The ITF Beach Tennis World Team Championship in Moscow took place from 2 to 7 July, and saw the South African team compete among seasoned European teams for the first time. The duo finished fifteenth overall, despite two close matches with Chile and Spain. PDBY spoke to Kyla Yelverton, one half of the duo, about the new sport, the current season and juggling it with studies and lecturing.
Similar to tennis, beach tennis is a relatively new sport in South Africa but has been growing over the last two years. The game is played on sand on a volley ball sized court with carbon fibre paddles and a softer ball, referred to as an “orange ball” due to its colour. Yelverton, an experienced tennis player having played for TuksTennis for seven years, took the sport up last year and currently holds and international player ranking of 106th. Together with her partner Helga Jeske, the duo holds first place in Africa. Since returning from Moscow, the duo qualified for the ANOC World Beach Games in Qatar, which is set to take place from 12 to 16 October. Unfortunately, the duo is unable to attend due to a decision from SASCOC. Despite the ruling, Yelverton says the team is “training hard, staying positive”. The duo is set to compete in the ITF games in Cape Town over 13 to 15 September, and has begun preparing, “we’re training every week again, doubling up on our training as much as we can” said Yelverton, adding “we’re going to do our best to win this one.”

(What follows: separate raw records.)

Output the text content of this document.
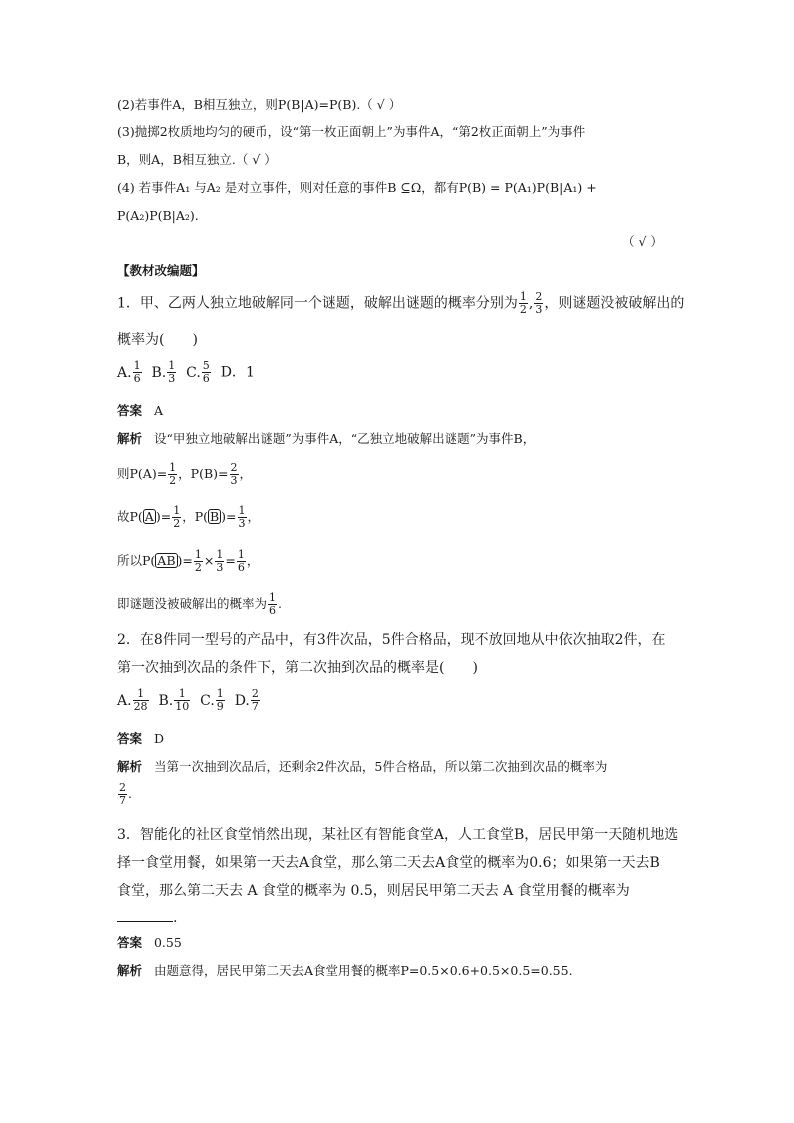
(2)若事件A，B相互独立，则P(B|A)=P(B).（ √ ）
(3)抛掷2枚质地均匀的硬币，设“第一枚正面朝上”为事件A，“第2枚正面朝上”为事件
B，则A，B相互独立.（ √ ）
(4) 若事件A₁ 与A₂ 是对立事件，则对任意的事件B ⊆Ω，都有P(B) = P(A₁)P(B|A₁) +
P(A₂)P(B|A₂).
（ √ ）
【教材改编题】
1．甲、乙两人独立地破解同一个谜题，破解出谜题的概率分别为 $\frac{1}{2}$ , $\frac{2}{3}$ ，则谜题没被破解出的
概率为(　　)
A. $\frac{1}{6} B$. $\frac{1}{3} C$. $\frac{5}{6}$ D．1
答案 A
解析 设“甲独立地破解出谜题”为事件A，“乙独立地破解出谜题”为事件B，
则$P(A)= \frac{1}{2}$ ，$P(B)= \frac{2}{3}$ ，
故P( A )= $\frac{1}{2}$ ，P( B )= $\frac{1}{3}$ ，
所以P( AB )= $\frac{1}{2} \times \frac{1}{3} = \frac{1}{6}$ ，
即谜题没被破解出的概率为 $\frac{1}{6}$ .
2．在8件同一型号的产品中，有3件次品，5件合格品，现不放回地从中依次抽取2件，在
第一次抽到次品的条件下，第二次抽到次品的概率是(　　)
A. $\frac{1}{28} B$. $\frac{1}{10} C$. $\frac{1}{9} D$. $\frac{2}{7}$
答案 D
解析 当第一次抽到次品后，还剩余2件次品，5件合格品，所以第二次抽到次品的概率为
$\frac{2}{7}$ .
3．智能化的社区食堂悄然出现，某社区有智能食堂A，人工食堂B，居民甲第一天随机地选
择一食堂用餐，如果第一天去A食堂，那么第二天去A食堂的概率为0.6；如果第一天去B
食堂，那么第二天去 A 食堂的概率为 0.5，则居民甲第二天去 A 食堂用餐的概率为
.
答案 0.55
解析 由题意得，居民甲第二天去A食堂用餐的概率P=0.5×0.6+0.5×0.5=0.55.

When asked how she manages beach tennis with post grad studies and lecturing, Yelverton says “time management”, adding “it’s really a matter of doing everything you can where you are and moving on to the next thing.” Yelverton still plays for TuksTennis, saying “it’s been good, I’ve been playing league every Saturday, as Tuks we’re preparing for USSA in December.” Alongside USSA, Yelverton will also be competing in the ITF Kia Summer Slam in December, but says “it is difficult to start preparing now, it’s obviously good to stay fit, but closer to the time we’ll start getting a bit more serious. We are going to start pushing and training more.